Bu deneyimlerin çoğu başıma gelirken aslında bunları beklemiyordum, hatta istemiyordum. BDD'leri istedim
çünkü bunlar benim zihnimde somut ve tartışılmazdı. Tesadüfler ya da büyüklük yanılgıları olarak göz ardı
edilemezlerdi. Bir katılımcı olarak benim için inkar edilemez derecede gerçekti. Yine de BDD tekniklerimi
uyguladığımda değişen bilinç durumlarını ve meditasyonu keşfediyordum. Ve bu, tüm diğer "psişik"
deneyimlerin ve daha fazlasının kilidini açmak için yeterliydi.

Bu nedenle sizi uyarıyorum: Eğer kendiniz için beden dışı deneyimleri denemeyi planlıyorsanız, diğer
psişik deneyimlerin olası bombardımanına hazırlıklı olun. Öte yandan amacınız psişik yetenekleri
geliştirmekse BDD tekniklerini uygulamak işe yarayabilir. Anlaşmadan birkaç OBE de alabilirsiniz!

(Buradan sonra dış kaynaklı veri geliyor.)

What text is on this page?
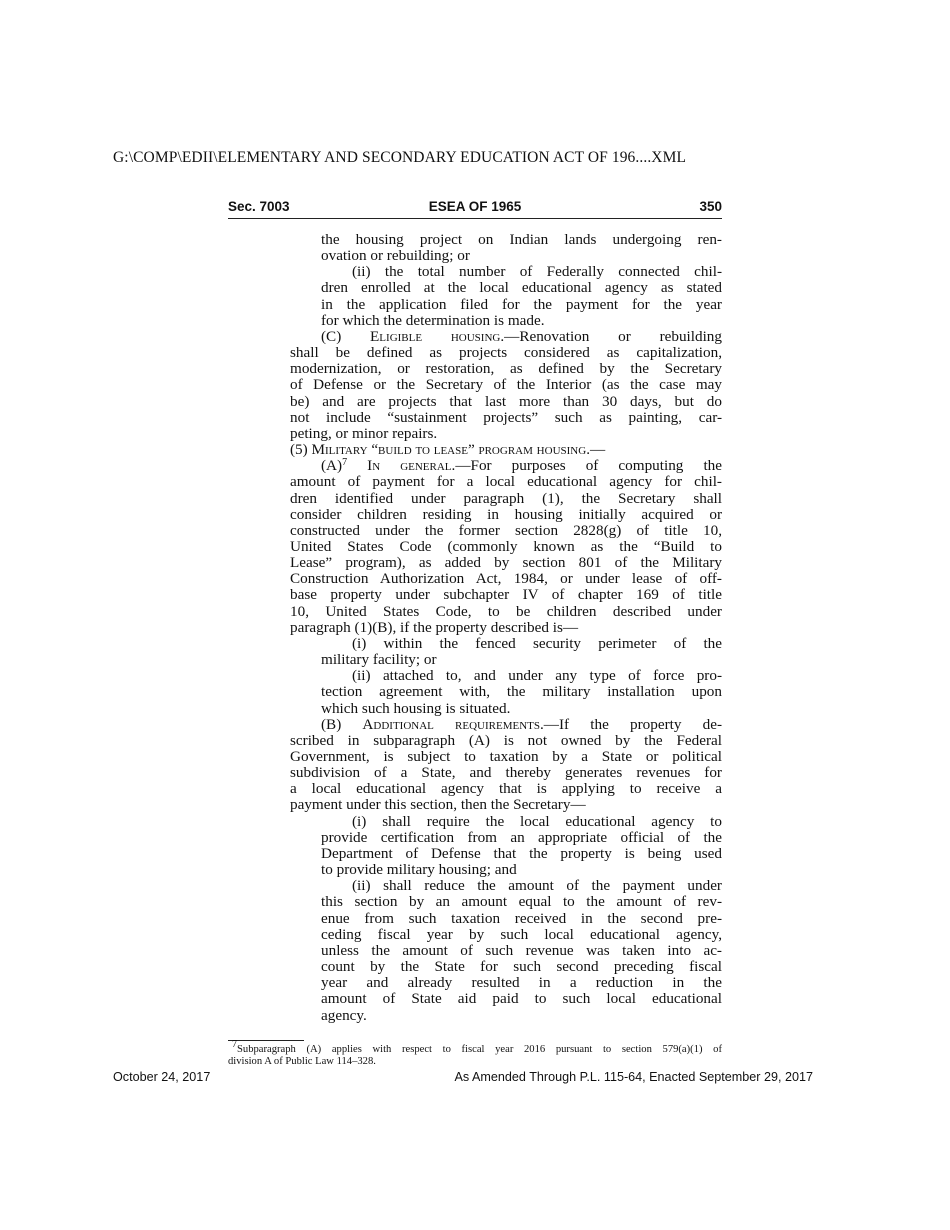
G:\COMP\EDII\ELEMENTARY AND SECONDARY EDUCATION ACT OF 196....XML
Sec. 7003	ESEA OF 1965	350
the housing project on Indian lands undergoing ren-
ovation or rebuilding; or
(ii) the total number of Federally connected chil-
dren enrolled at the local educational agency as stated
in the application filed for the payment for the year
for which the determination is made.
(C) Eligible housing.—Renovation or rebuilding
shall be defined as projects considered as capitalization,
modernization, or restoration, as defined by the Secretary
of Defense or the Secretary of the Interior (as the case may
be) and are projects that last more than 30 days, but do
not include “sustainment projects” such as painting, car-
peting, or minor repairs.
(5) Military “build to lease” program housing.—
$(A)^7$ In general.—For purposes of computing the
amount of payment for a local educational agency for chil-
dren identified under paragraph (1), the Secretary shall
consider children residing in housing initially acquired or
constructed under the former section 2828(g) of title 10,
United States Code (commonly known as the “Build to
Lease” program), as added by section 801 of the Military
Construction Authorization Act, 1984, or under lease of off-
base property under subchapter IV of chapter 169 of title
10, United States Code, to be children described under
paragraph (1)(B), if the property described is—
(i) within the fenced security perimeter of the
military facility; or
(ii) attached to, and under any type of force pro-
tection agreement with, the military installation upon
which such housing is situated.
(B) Additional requirements.—If the property de-
scribed in subparagraph (A) is not owned by the Federal
Government, is subject to taxation by a State or political
subdivision of a State, and thereby generates revenues for
a local educational agency that is applying to receive a
payment under this section, then the Secretary—
(i) shall require the local educational agency to
provide certification from an appropriate official of the
Department of Defense that the property is being used
to provide military housing; and
(ii) shall reduce the amount of the payment under
this section by an amount equal to the amount of rev-
enue from such taxation received in the second pre-
ceding fiscal year by such local educational agency,
unless the amount of such revenue was taken into ac-
count by the State for such second preceding fiscal
year and already resulted in a reduction in the
amount of State aid paid to such local educational
agency.
$^7$Subparagraph (A) applies with respect to fiscal year 2016 pursuant to section 579(a)(1) of
division A of Public Law 114–328.
October 24, 2017	As Amended Through P.L. 115-64, Enacted September 29, 2017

Psişik deneyimin olasılıkları normal deneyim kadar geniş ve çeşitlidir. Ancak bir kişinin psişik yetenekleri onu
diğerlerinden daha manevi veya daha iyi yapmaz. Beden dışı deneyimler veya psişik deneyimler yaratmayı
hedeflemek yerine, ruhsal gelişim için çabalamanızı tercih ederim (bu sizin için ne anlama geliyorsa). Kendi
ruhsal gelişiminiz üzerinde çalışmanın sizi doğal olarak daha psişik hale getireceğine inanıyorum. ilerlemek.

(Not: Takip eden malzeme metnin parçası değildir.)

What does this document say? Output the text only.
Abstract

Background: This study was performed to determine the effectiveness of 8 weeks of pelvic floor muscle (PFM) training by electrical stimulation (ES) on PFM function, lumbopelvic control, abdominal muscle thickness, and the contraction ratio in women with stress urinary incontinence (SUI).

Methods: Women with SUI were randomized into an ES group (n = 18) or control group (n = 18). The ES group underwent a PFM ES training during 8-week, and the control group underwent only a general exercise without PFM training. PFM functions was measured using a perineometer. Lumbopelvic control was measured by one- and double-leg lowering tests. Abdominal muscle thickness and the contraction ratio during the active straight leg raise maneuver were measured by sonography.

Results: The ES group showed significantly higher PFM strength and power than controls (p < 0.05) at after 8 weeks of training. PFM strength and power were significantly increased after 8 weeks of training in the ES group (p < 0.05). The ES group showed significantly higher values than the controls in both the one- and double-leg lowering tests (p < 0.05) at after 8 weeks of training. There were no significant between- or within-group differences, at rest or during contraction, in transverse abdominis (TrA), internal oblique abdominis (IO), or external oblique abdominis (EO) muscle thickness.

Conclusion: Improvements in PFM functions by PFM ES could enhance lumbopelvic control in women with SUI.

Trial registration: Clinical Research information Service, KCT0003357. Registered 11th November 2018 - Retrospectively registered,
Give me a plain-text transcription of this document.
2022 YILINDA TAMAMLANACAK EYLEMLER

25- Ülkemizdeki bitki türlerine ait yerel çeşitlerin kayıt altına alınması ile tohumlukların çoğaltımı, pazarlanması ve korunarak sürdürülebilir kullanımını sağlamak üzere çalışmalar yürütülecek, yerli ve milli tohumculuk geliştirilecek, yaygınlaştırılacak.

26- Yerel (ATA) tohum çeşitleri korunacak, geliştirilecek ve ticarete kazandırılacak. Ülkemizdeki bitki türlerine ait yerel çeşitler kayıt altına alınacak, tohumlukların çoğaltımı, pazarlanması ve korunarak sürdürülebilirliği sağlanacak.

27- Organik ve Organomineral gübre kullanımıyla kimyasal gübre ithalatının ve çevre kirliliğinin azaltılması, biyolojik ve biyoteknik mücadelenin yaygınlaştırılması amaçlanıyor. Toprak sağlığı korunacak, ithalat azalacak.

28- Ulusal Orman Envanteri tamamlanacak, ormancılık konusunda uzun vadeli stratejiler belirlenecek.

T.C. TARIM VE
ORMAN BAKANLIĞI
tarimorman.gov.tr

http://www.winternet.com/~rsp/chap25.html (7/8) [4/5/1999 9:28:19]


chap25.html

EGZERSİZ 25
Psişik Becerilerin Geliştirilmesi

Psişik deneyimler hakkında daha fazla şey öğrendikçe, psişik yeteneklerimin döngüler halinde kaybolup
kaybolduğunu keşfettim. Bazen güçlü oluyorlar, bazen de tamamen yok oluyorlarmış gibi görünüyorlar. Ayrıca
psişik yetenekleri arttırmanın mümkün olduğunu da öğrendim. İşte psişik yeteneklerinizi artırabilecek bazı
egzersizler:
- Meditasyon ve OBE'ler uygulayın.
- Uyumadan hemen önce ve ilk uyandığınızda kendinize önerilerde bulunun. Örneğin: "Medyum olmak
istiyorum."
- Kendinizi her yöne sevgi saçarken hayal edin.
- Tüm mahallenizin duygularını hissetmeye çalışana kadar farkındalığınızı genişlettiğinizi
hayal edin.
- Müzikal meditasyon yapmayı ve hipnotik şarkılar dinlemeyi deneyin.

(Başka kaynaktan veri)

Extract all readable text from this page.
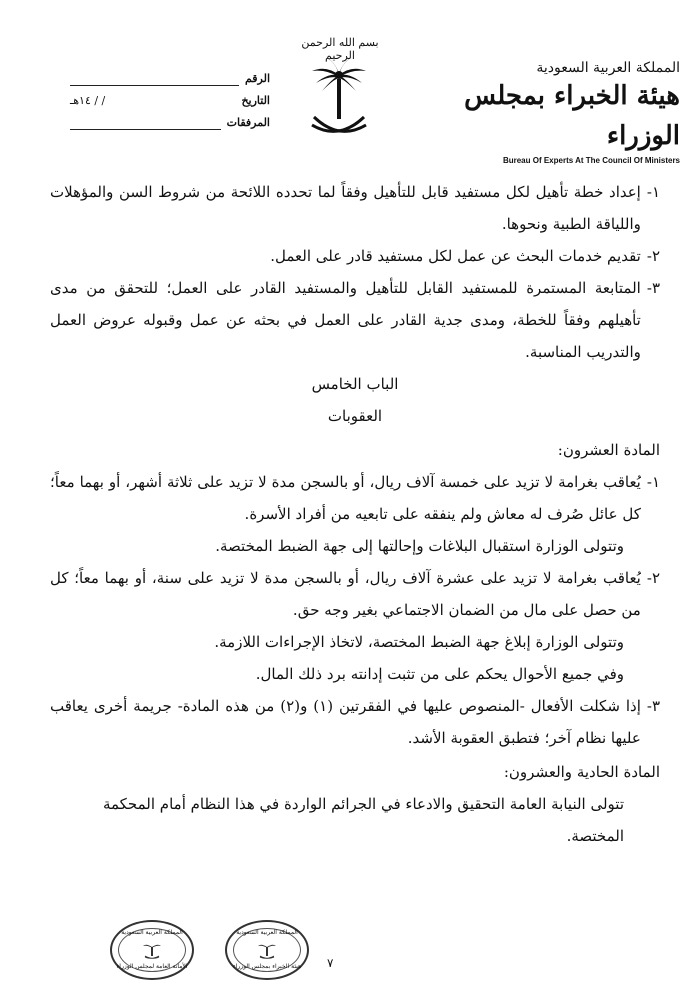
الرقم
التاريخ
/ / ١٤هـ
المرفقات
بسم الله الرحمن الرحيم
المملكة العربية السعودية
هيئة الخبراء بمجلس الوزراء
Bureau Of Experts At The Council Of Ministers
١-
إعداد خطة تأهيل لكل مستفيد قابل للتأهيل وفقاً لما تحدده اللائحة من شروط السن والمؤهلات واللياقة الطبية ونحوها.
٢-
تقديم خدمات البحث عن عمل لكل مستفيد قادر على العمل.
٣-
المتابعة المستمرة للمستفيد القابل للتأهيل والمستفيد القادر على العمل؛ للتحقق من مدى تأهيلهم وفقاً للخطة، ومدى جدية القادر على العمل في بحثه عن عمل وقبوله عروض العمل والتدريب المناسبة.
الباب الخامس
العقوبات
المادة العشرون:
١-
يُعاقب بغرامة لا تزيد على خمسة آلاف ريال، أو بالسجن مدة لا تزيد على ثلاثة أشهر، أو بهما معاً؛ كل عائل صُرف له معاش ولم ينفقه على تابعيه من أفراد الأسرة.
وتتولى الوزارة استقبال البلاغات وإحالتها إلى جهة الضبط المختصة.
٢-
يُعاقب بغرامة لا تزيد على عشرة آلاف ريال، أو بالسجن مدة لا تزيد على سنة، أو بهما معاً؛ كل من حصل على مال من الضمان الاجتماعي بغير وجه حق.
وتتولى الوزارة إبلاغ جهة الضبط المختصة، لاتخاذ الإجراءات اللازمة.
وفي جميع الأحوال يحكم على من تثبت إدانته برد ذلك المال.
٣-
إذا شكلت الأفعال -المنصوص عليها في الفقرتين (١) و(٢) من هذه المادة- جريمة أخرى يعاقب عليها نظام آخر؛ فتطبق العقوبة الأشد.
المادة الحادية والعشرون:
تتولى النيابة العامة التحقيق والادعاء في الجرائم الواردة في هذا النظام أمام المحكمة المختصة.
المملكة العربية السعودية
الأمانة العامة لمجلس الوزراء
المملكة العربية السعودية
هيئة الخبراء بمجلس الوزراء	٧
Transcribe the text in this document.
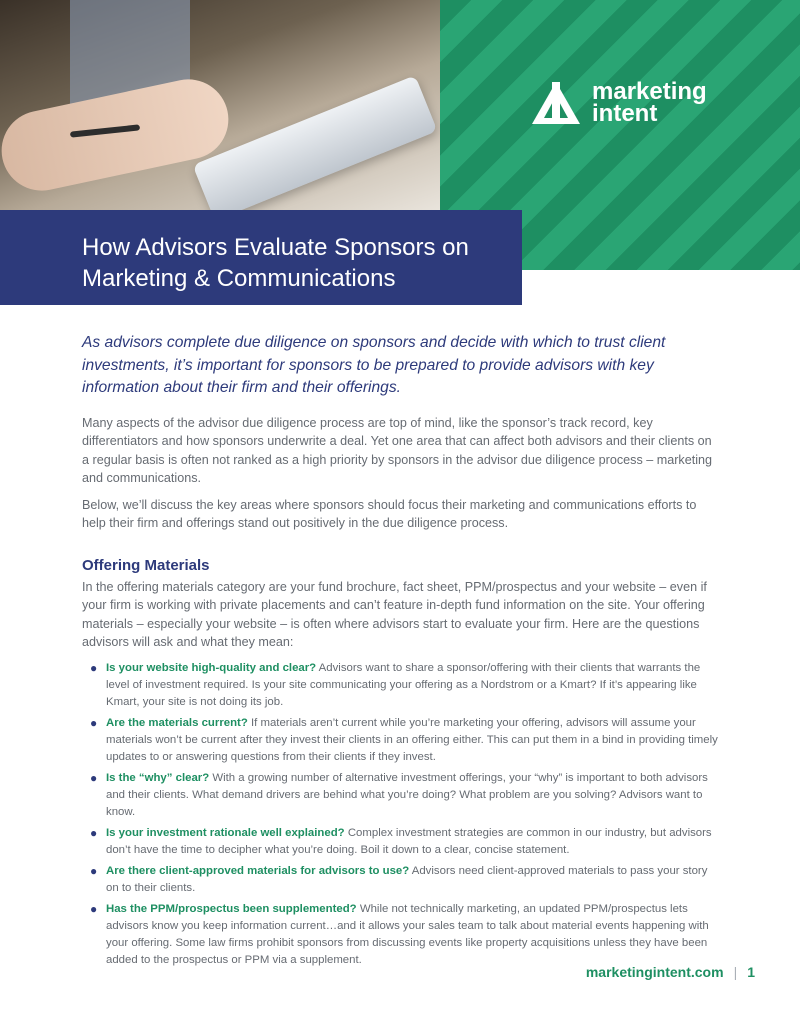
marketing
intent
How Advisors Evaluate Sponsors on
Marketing & Communications

As advisors complete due diligence on sponsors and decide with which to trust client investments, it’s important for sponsors to be prepared to provide advisors with key information about their firm and their offerings.

Many aspects of the advisor due diligence process are top of mind, like the sponsor’s track record, key differentiators and how sponsors underwrite a deal. Yet one area that can affect both advisors and their clients on a regular basis is often not ranked as a high priority by sponsors in the advisor due diligence process – marketing and communications.

Below, we’ll discuss the key areas where sponsors should focus their marketing and communications efforts to help their firm and offerings stand out positively in the due diligence process.

Offering Materials

In the offering materials category are your fund brochure, fact sheet, PPM/prospectus and your website – even if your firm is working with private placements and can’t feature in-depth fund information on the site. Your offering materials – especially your website – is often where advisors start to evaluate your firm. Here are the questions advisors will ask and what they mean:

● Is your website high-quality and clear? Advisors want to share a sponsor/offering with their clients that warrants the level of investment required. Is your site communicating your offering as a Nordstrom or a Kmart? If it’s appearing like Kmart, your site is not doing its job.
● Are the materials current? If materials aren’t current while you’re marketing your offering, advisors will assume your materials won’t be current after they invest their clients in an offering either. This can put them in a bind in providing timely updates to or answering questions from their clients if they invest.
● Is the “why” clear? With a growing number of alternative investment offerings, your “why” is important to both advisors and their clients. What demand drivers are behind what you’re doing? What problem are you solving? Advisors want to know.
● Is your investment rationale well explained? Complex investment strategies are common in our industry, but advisors don’t have the time to decipher what you’re doing. Boil it down to a clear, concise statement.
● Are there client-approved materials for advisors to use? Advisors need client-approved materials to pass your story on to their clients.
● Has the PPM/prospectus been supplemented? While not technically marketing, an updated PPM/prospectus lets advisors know you keep information current…and it allows your sales team to talk about material events happening with your offering. Some law firms prohibit sponsors from discussing events like property acquisitions unless they have been added to the prospectus or PPM via a supplement.
marketingintent.com | 1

- Kendinize "Medyumsunuz" veya "Bedeninizi terk edebilirsiniz" gibi mesajlarla hatırlatıcılar ("post-it" notları
veya başka bir şey) verin.
- Yüksek Benliğiniz ile anlaşmalar yapın. İşte bir örnek:

Psişik olmak istiyorum. Evrenin ihtiyaç ve arzularıma hızlı ve eksiksiz bir şekilde cevap vereceğini biliyorum.
Karşılığında, üst ruhumla işbirliği yapacağıma, dürtüleri takip edeceğime, sezgilere göre hareket edeceğime, bilgiyi
paylaşacağıma, sevgiyi yayacağıma ve Yüksek Benliğim ile işbirliği yapacağıma söz veriyorum.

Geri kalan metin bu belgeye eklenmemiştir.